Départ à 7 heures du matin. D’Iliṛ à Aqqa Iṛen, le chemin, suivant d’abord le cours de l’Ouad S. Moḥammed ou Iạqob, puis celui de l’Ouad Aqqa Iṛen, traverse un pays uniforme : vallées ou plaines à sol uni, tantôt sablonneux, tantôt pierreux ; les unes et les autres sont enfermées entre des parois de roche noire et luisante, hautes, escarpées, nues. Dans les fonds, la végétation ne manque pas : genêts blancs et kemcha dans le bassin de l’Ouad S. Moḥammed ou Iạqob ; kemcha, aggaïa et melbina dans celui de l’Ouad Aqqa Iṛen. A Ạïoun Chikh Moḥammed Aqqa Iṛen (maison avec une source et quelques jardins), les gommiers apparaissent ; de là à Aqqa Iṛen, on les rencontre, clairsemés d’abord, puis de plus en plus nombreux. Les rivières sont toutes à sec ; toutes ont des lits de galets de 40 à 50 mètres de large. Telle est la triste région qu’on appelle le désert d’Adnan. A 3 heures et demie, j’arrive à Aqqa Iṛen.

Aqqa Iṛen est une oasis aussi grande que celle de Qaçba el Djouạ. Elle renferme un seul village, Tabia Aqqa Iṛen ; on voit dans les palmiers les ruines d’une seconde localité, Agadir Aqqa Iṛen, aujourd’hui abandonnée. Tabia compte 500 à 600 fusils ; la population est composée de Chellaḥa et surtout de Ḥaraṭîn ; elle est vassale des Ida ou Blal. Dans cette oasis, le sable est mélangé de roches blanches apparaissant à fleur de sol ; le terrain est blanc ainsi que le pisé des maisons.

Je reçois ici des nouvelles du Sahara. On a moissonné vers le 1er mars.

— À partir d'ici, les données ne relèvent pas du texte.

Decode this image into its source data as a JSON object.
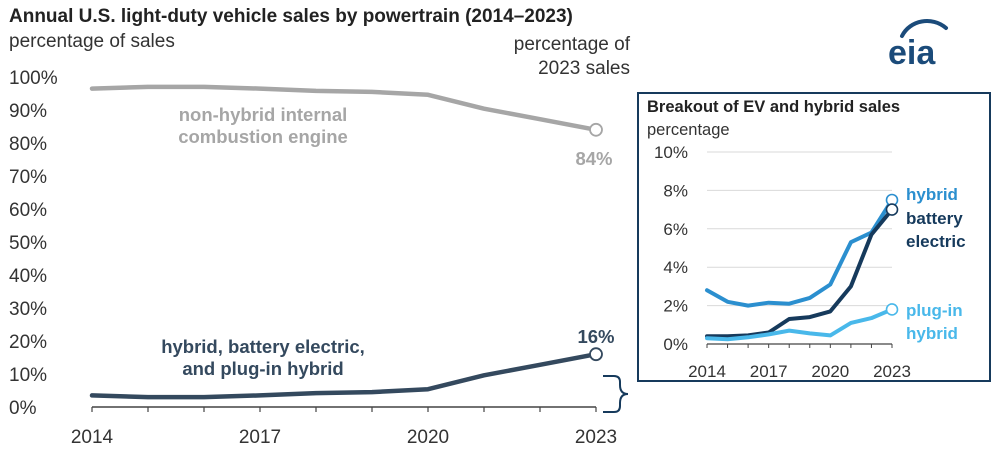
{
  "header": {
    "title": "Annual U.S. light-duty vehicle sales by powertrain (2014–2023)",
    "y_unit": "percentage of sales",
    "right_unit_line1": "percentage of",
    "right_unit_line2": "2023 sales",
    "logo_text": "eia"
  },
  "inset": {
    "title": "Breakout of EV and hybrid sales",
    "unit": "percentage"
  },
  "colors": {
    "ice": "#a6a6a6",
    "ev_total": "#34495e",
    "hybrid": "#2b8fcf",
    "battery_electric": "#163a5c",
    "plugin_hybrid": "#49b8ea",
    "axis": "#444444",
    "logo": "#1b4b7a"
  },
  "chart_data": [
    {
      "type": "line",
      "title": "Annual U.S. light-duty vehicle sales by powertrain (2014–2023)",
      "ylabel": "percentage of sales",
      "x": [
        2014,
        2015,
        2016,
        2017,
        2018,
        2019,
        2020,
        2021,
        2022,
        2023
      ],
      "x_ticks": [
        "2014",
        "2017",
        "2020",
        "2023"
      ],
      "y_ticks": [
        "0%",
        "10%",
        "20%",
        "30%",
        "40%",
        "50%",
        "60%",
        "70%",
        "80%",
        "90%",
        "100%"
      ],
      "xlim": [
        2014,
        2023
      ],
      "ylim": [
        0,
        100
      ],
      "grid": false,
      "series": [
        {
          "name_line1": "non-hybrid internal",
          "name_line2": "combustion engine",
          "color_key": "ice",
          "values": [
            96.5,
            97,
            97,
            96.5,
            95.8,
            95.5,
            94.6,
            90.4,
            87.2,
            84
          ],
          "end_label": "84%"
        },
        {
          "name_line1": "hybrid, battery electric,",
          "name_line2": "and plug-in hybrid",
          "color_key": "ev_total",
          "values": [
            3.5,
            3,
            3,
            3.5,
            4.2,
            4.5,
            5.4,
            9.6,
            12.8,
            16
          ],
          "end_label": "16%"
        }
      ]
    },
    {
      "type": "line",
      "title": "Breakout of EV and hybrid sales",
      "ylabel": "percentage",
      "x": [
        2014,
        2015,
        2016,
        2017,
        2018,
        2019,
        2020,
        2021,
        2022,
        2023
      ],
      "x_ticks": [
        "2014",
        "2017",
        "2020",
        "2023"
      ],
      "y_ticks": [
        "0%",
        "2%",
        "4%",
        "6%",
        "8%",
        "10%"
      ],
      "xlim": [
        2014,
        2023
      ],
      "ylim": [
        0,
        10
      ],
      "grid": true,
      "series": [
        {
          "name_line1": "hybrid",
          "name_line2": "",
          "color_key": "hybrid",
          "values": [
            2.8,
            2.2,
            2.0,
            2.15,
            2.1,
            2.4,
            3.1,
            5.3,
            5.8,
            7.5
          ]
        },
        {
          "name_line1": "battery",
          "name_line2": "electric",
          "color_key": "battery_electric",
          "values": [
            0.4,
            0.4,
            0.45,
            0.6,
            1.3,
            1.4,
            1.7,
            3.0,
            5.7,
            7.0
          ]
        },
        {
          "name_line1": "plug-in",
          "name_line2": "hybrid",
          "color_key": "plugin_hybrid",
          "values": [
            0.3,
            0.25,
            0.35,
            0.5,
            0.7,
            0.55,
            0.45,
            1.1,
            1.35,
            1.8
          ]
        }
      ]
    }
  ]
}
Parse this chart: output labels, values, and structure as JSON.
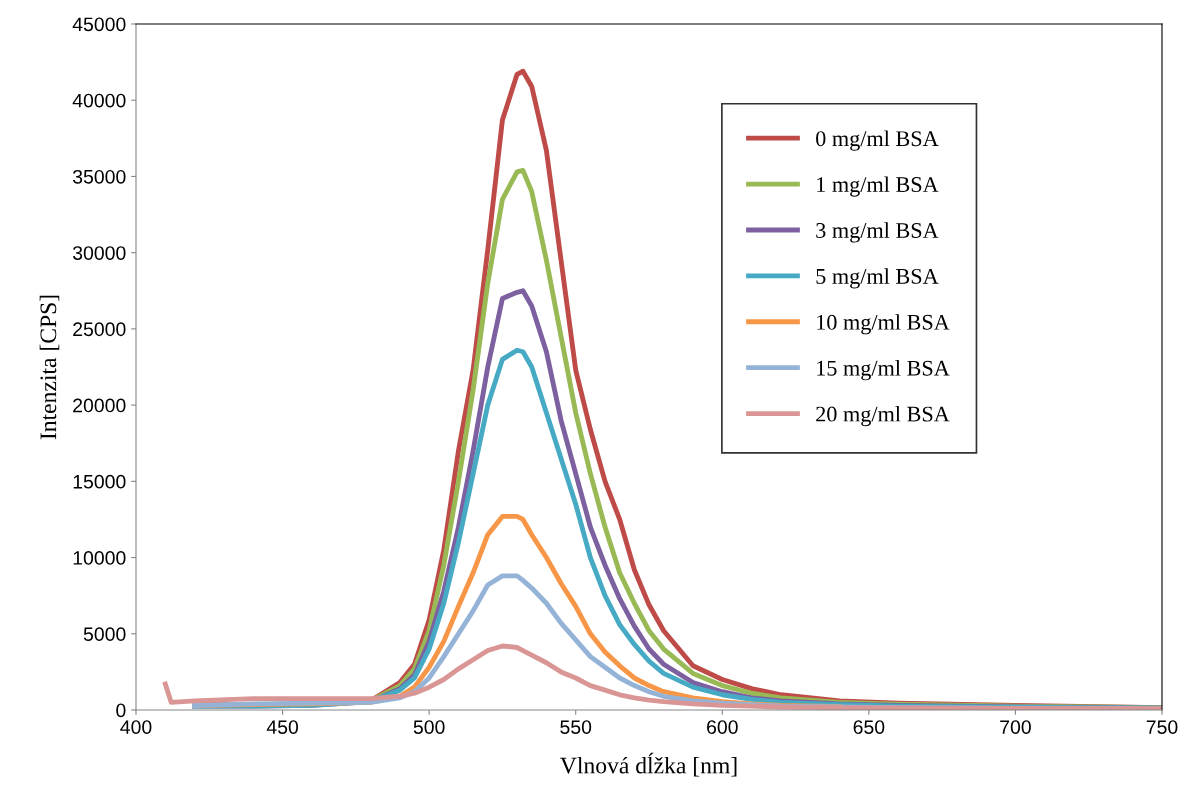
{
  "chart_data": {
    "type": "line",
    "xlabel": "Vlnová dĺžka [nm]",
    "ylabel": "Intenzita [CPS]",
    "x": [
      410,
      412,
      420,
      440,
      460,
      480,
      490,
      495,
      500,
      505,
      510,
      515,
      520,
      525,
      530,
      532,
      535,
      540,
      545,
      550,
      555,
      560,
      565,
      570,
      575,
      580,
      590,
      600,
      610,
      620,
      640,
      660,
      700,
      750
    ],
    "series": [
      {
        "name": "0 mg/ml BSA",
        "color": "#be4b48",
        "values": [
          null,
          null,
          350,
          350,
          400,
          600,
          1800,
          3000,
          5900,
          10500,
          17000,
          22300,
          30200,
          38700,
          41700,
          41900,
          40900,
          36700,
          29500,
          22300,
          18400,
          15000,
          12500,
          9200,
          6900,
          5200,
          2900,
          2000,
          1400,
          1000,
          600,
          450,
          300,
          150
        ]
      },
      {
        "name": "1 mg/ml BSA",
        "color": "#98b954",
        "values": [
          null,
          null,
          300,
          300,
          350,
          600,
          1600,
          2700,
          5200,
          9500,
          15000,
          21000,
          28000,
          33500,
          35300,
          35400,
          34000,
          29500,
          24500,
          19500,
          15500,
          12000,
          9000,
          7000,
          5200,
          4000,
          2400,
          1600,
          1100,
          800,
          500,
          380,
          250,
          150
        ]
      },
      {
        "name": "3 mg/ml BSA",
        "color": "#7d60a0",
        "values": [
          null,
          null,
          250,
          250,
          300,
          550,
          1400,
          2300,
          4500,
          7800,
          12000,
          17000,
          22500,
          27000,
          27400,
          27500,
          26500,
          23500,
          19000,
          15500,
          12000,
          9500,
          7300,
          5500,
          4000,
          3000,
          1800,
          1200,
          800,
          600,
          400,
          300,
          200,
          120
        ]
      },
      {
        "name": "5 mg/ml BSA",
        "color": "#46aac5",
        "values": [
          null,
          null,
          250,
          250,
          300,
          550,
          1300,
          2100,
          4000,
          7000,
          11000,
          15500,
          20000,
          23000,
          23600,
          23500,
          22500,
          19500,
          16500,
          13500,
          10000,
          7500,
          5600,
          4300,
          3200,
          2400,
          1500,
          1000,
          700,
          500,
          350,
          250,
          180,
          120
        ]
      },
      {
        "name": "10 mg/ml BSA",
        "color": "#f79646",
        "values": [
          null,
          null,
          300,
          350,
          400,
          500,
          900,
          1500,
          2800,
          4500,
          6800,
          9000,
          11500,
          12700,
          12700,
          12500,
          11500,
          10000,
          8300,
          6800,
          5000,
          3800,
          2900,
          2100,
          1600,
          1200,
          800,
          550,
          400,
          300,
          220,
          null,
          null,
          null
        ]
      },
      {
        "name": "15 mg/ml BSA",
        "color": "#95b3d7",
        "values": [
          null,
          null,
          300,
          400,
          450,
          500,
          800,
          1200,
          2100,
          3500,
          5000,
          6500,
          8200,
          8800,
          8800,
          8500,
          8000,
          7000,
          5700,
          4600,
          3500,
          2800,
          2100,
          1600,
          1200,
          900,
          600,
          450,
          350,
          250,
          200,
          160,
          120,
          100
        ]
      },
      {
        "name": "20 mg/ml BSA",
        "color": "#d99694",
        "values": [
          1700,
          500,
          600,
          750,
          750,
          750,
          900,
          1100,
          1500,
          2000,
          2700,
          3300,
          3900,
          4200,
          4100,
          3900,
          3600,
          3100,
          2500,
          2100,
          1600,
          1300,
          1000,
          800,
          650,
          550,
          400,
          300,
          250,
          200,
          150,
          130,
          110,
          90
        ]
      }
    ],
    "xlim": [
      400,
      750
    ],
    "xticks": [
      400,
      450,
      500,
      550,
      600,
      650,
      700,
      750
    ],
    "ylim": [
      0,
      45000
    ],
    "yticks": [
      0,
      5000,
      10000,
      15000,
      20000,
      25000,
      30000,
      35000,
      40000,
      45000
    ],
    "grid": false,
    "legend": "top right",
    "marker": "none",
    "line_style": "solid"
  }
}
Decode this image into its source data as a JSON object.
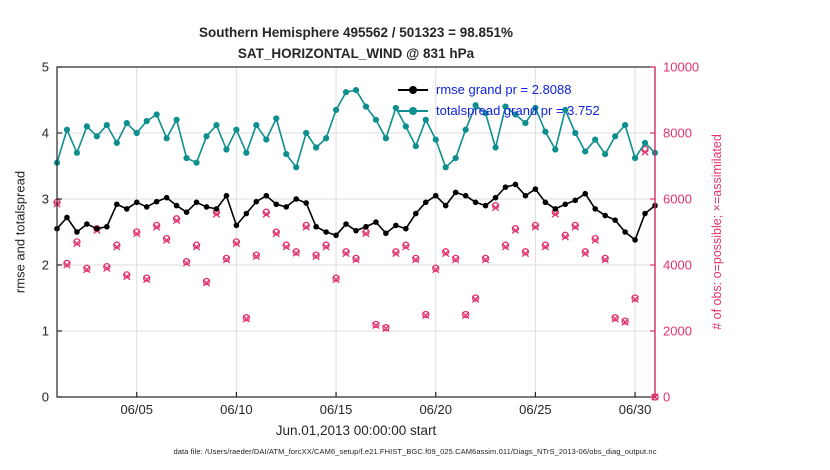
{
  "figure": {
    "datafile": "data file: /Users/raeder/DAI/ATM_forcXX/CAM6_setup/f.e21.FHIST_BGC.f09_025.CAM6assim.011/Diags_NTrS_2013-06/obs_diag_output.nc"
  },
  "stats": {
    "possible_total": 501323,
    "assimilated_total": 495562,
    "assimilated_percent": 98.851,
    "rmse_grand": 2.8088,
    "totalspread_grand": 3.752
  },
  "colors": {
    "rmse": "#000000",
    "totalspread": "#0d8f8f",
    "obs": "#e23270",
    "legend_text": "#1122dd",
    "grid": "#dddddd",
    "axis": "#262626"
  },
  "chart_data": {
    "type": "line",
    "title1": "Southern Hemisphere 495562 / 501323 = 98.851%",
    "title2": "SAT_HORIZONTAL_WIND @ 831 hPa",
    "xlabel": "Jun.01,2013 00:00:00 start",
    "ylabel_left": "rmse and totalspread",
    "ylabel_right": "# of obs: o=possible; ×=assimilated",
    "legend_position": "top-right-inside",
    "grid": true,
    "xlim": [
      1,
      31
    ],
    "ylim_left": [
      0,
      5
    ],
    "ylim_right": [
      0,
      10000
    ],
    "x_ticks": {
      "values": [
        5,
        10,
        15,
        20,
        25,
        30
      ],
      "labels": [
        "06/05",
        "06/10",
        "06/15",
        "06/20",
        "06/25",
        "06/30"
      ]
    },
    "y_ticks_left": {
      "values": [
        0,
        1,
        2,
        3,
        4,
        5
      ],
      "labels": [
        "0",
        "1",
        "2",
        "3",
        "4",
        "5"
      ]
    },
    "y_ticks_right": {
      "values": [
        0,
        2000,
        4000,
        6000,
        8000,
        10000
      ],
      "labels": [
        "0",
        "2000",
        "4000",
        "6000",
        "8000",
        "10000"
      ]
    },
    "x": [
      1,
      1.5,
      2,
      2.5,
      3,
      3.5,
      4,
      4.5,
      5,
      5.5,
      6,
      6.5,
      7,
      7.5,
      8,
      8.5,
      9,
      9.5,
      10,
      10.5,
      11,
      11.5,
      12,
      12.5,
      13,
      13.5,
      14,
      14.5,
      15,
      15.5,
      16,
      16.5,
      17,
      17.5,
      18,
      18.5,
      19,
      19.5,
      20,
      20.5,
      21,
      21.5,
      22,
      22.5,
      23,
      23.5,
      24,
      24.5,
      25,
      25.5,
      26,
      26.5,
      27,
      27.5,
      28,
      28.5,
      29,
      29.5,
      30,
      30.5,
      31
    ],
    "series": [
      {
        "id": "rmse",
        "name": "rmse grand pr = 2.8088",
        "axis": "left",
        "marker": "filled-circle",
        "values": [
          2.55,
          2.72,
          2.5,
          2.62,
          2.55,
          2.58,
          2.92,
          2.85,
          2.95,
          2.88,
          2.96,
          3.02,
          2.9,
          2.8,
          2.95,
          2.88,
          2.85,
          3.05,
          2.6,
          2.78,
          2.96,
          3.05,
          2.92,
          2.88,
          3.0,
          2.94,
          2.58,
          2.5,
          2.45,
          2.62,
          2.52,
          2.58,
          2.65,
          2.48,
          2.6,
          2.55,
          2.78,
          2.95,
          3.05,
          2.9,
          3.1,
          3.05,
          2.95,
          2.9,
          3.02,
          3.18,
          3.22,
          3.05,
          3.15,
          2.95,
          2.85,
          2.92,
          2.98,
          3.08,
          2.85,
          2.75,
          2.68,
          2.5,
          2.38,
          2.78,
          2.9
        ]
      },
      {
        "id": "totalspread",
        "name": "totalspread grand pr = 3.752",
        "axis": "left",
        "marker": "filled-circle",
        "values": [
          3.55,
          4.05,
          3.7,
          4.1,
          3.95,
          4.12,
          3.85,
          4.15,
          4.0,
          4.18,
          4.28,
          3.92,
          4.2,
          3.62,
          3.55,
          3.95,
          4.12,
          3.75,
          4.05,
          3.7,
          4.12,
          3.9,
          4.22,
          3.68,
          3.48,
          4.0,
          3.78,
          3.92,
          4.35,
          4.62,
          4.65,
          4.4,
          4.2,
          3.92,
          4.38,
          4.1,
          3.8,
          4.2,
          3.9,
          3.48,
          3.62,
          4.05,
          4.42,
          4.3,
          3.78,
          4.4,
          4.28,
          4.15,
          4.38,
          4.02,
          3.75,
          4.35,
          4.0,
          3.72,
          3.9,
          3.68,
          3.95,
          4.12,
          3.62,
          3.85,
          3.7
        ]
      },
      {
        "id": "possible",
        "name": "# of obs possible",
        "axis": "right",
        "marker": "open-circle",
        "values": [
          5900,
          4050,
          4700,
          3900,
          5100,
          3950,
          4600,
          3700,
          5000,
          3600,
          5200,
          4800,
          5400,
          4100,
          4600,
          3500,
          5600,
          4200,
          4700,
          2400,
          4300,
          5600,
          5000,
          4600,
          4400,
          5200,
          4300,
          4600,
          3600,
          4400,
          4200,
          5000,
          2200,
          2100,
          4400,
          4600,
          4200,
          2500,
          3900,
          4400,
          4200,
          2500,
          3000,
          4200,
          5800,
          4600,
          5100,
          4400,
          5200,
          4600,
          5600,
          4900,
          5200,
          4400,
          4800,
          4200,
          2400,
          2300,
          3000,
          7500,
          0
        ]
      },
      {
        "id": "assimilated",
        "name": "# of obs assimilated",
        "axis": "right",
        "marker": "x",
        "values": [
          5850,
          4000,
          4650,
          3860,
          5050,
          3900,
          4550,
          3650,
          4950,
          3560,
          5150,
          4750,
          5350,
          4060,
          4550,
          3460,
          5540,
          4160,
          4650,
          2370,
          4260,
          5540,
          4950,
          4550,
          4360,
          5150,
          4260,
          4550,
          3560,
          4350,
          4160,
          4950,
          2170,
          2080,
          4350,
          4550,
          4160,
          2470,
          3860,
          4350,
          4160,
          2470,
          2960,
          4160,
          5740,
          4550,
          5050,
          4350,
          5150,
          4550,
          5540,
          4850,
          5150,
          4350,
          4750,
          4160,
          2370,
          2270,
          2960,
          7420,
          0
        ]
      }
    ]
  }
}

La récolte, au mạder comme dans les champs des oasis, a été superbe ; de mémoire d’homme, on n’en a vu plus belle ; l’abondance règne partout : la mesure d’orge, qui valait 1 fr. 50 à mon départ, se vend 20 centimes aujourd’hui. Pour comble de bonheur, le mạder a été inondé, il y a quelques jours, par les eaux du haut Dra : on pourra avoir double moisson cette année.

31 mars.

Si l’abondance règne à Tisint, c’est le contraire dans le moyen cours du Dra et chez les Oulad Iaḥia : une famine terrible, dont la mauvaise récolte de dattes faite dans le Dra l’automne dernier est cause en partie, sévit dans ces régions[92]. 700 tentes des Aït Ạlouan (Berâber), chassées par la disette, sont venues s’établir entre Tisint et Mrimima. La présence de ces étrangers rend la Feïja moins sûre encore qu’à l’ordinaire ; ils y font des courses continuelles : c’est chaque jour un nouveau pillage. Nous reprenons notre ancienne méthode, celle des marches de nuit. A 2 heures du matin, nous quittons Aqqa Iṛen et, traversant cette Feïja aujourd’hui connue, nous nous dirigeons vers Tisint. Nous entrons à 7 heures du matin à Agadir.

Je retrouvai là le rabbin Mardochée qui m’avait fidèlement attendu.

[89]Il y avait autant de neige sur ces parties du Grand Atlas à la fin de mars que deux mois auparavant, lorsque je les vis pour la première fois.

[90]Bulletin de la Société de Géographie, mars-avril 1871.

[91]Azaṛar veut dire « terrain labourable ».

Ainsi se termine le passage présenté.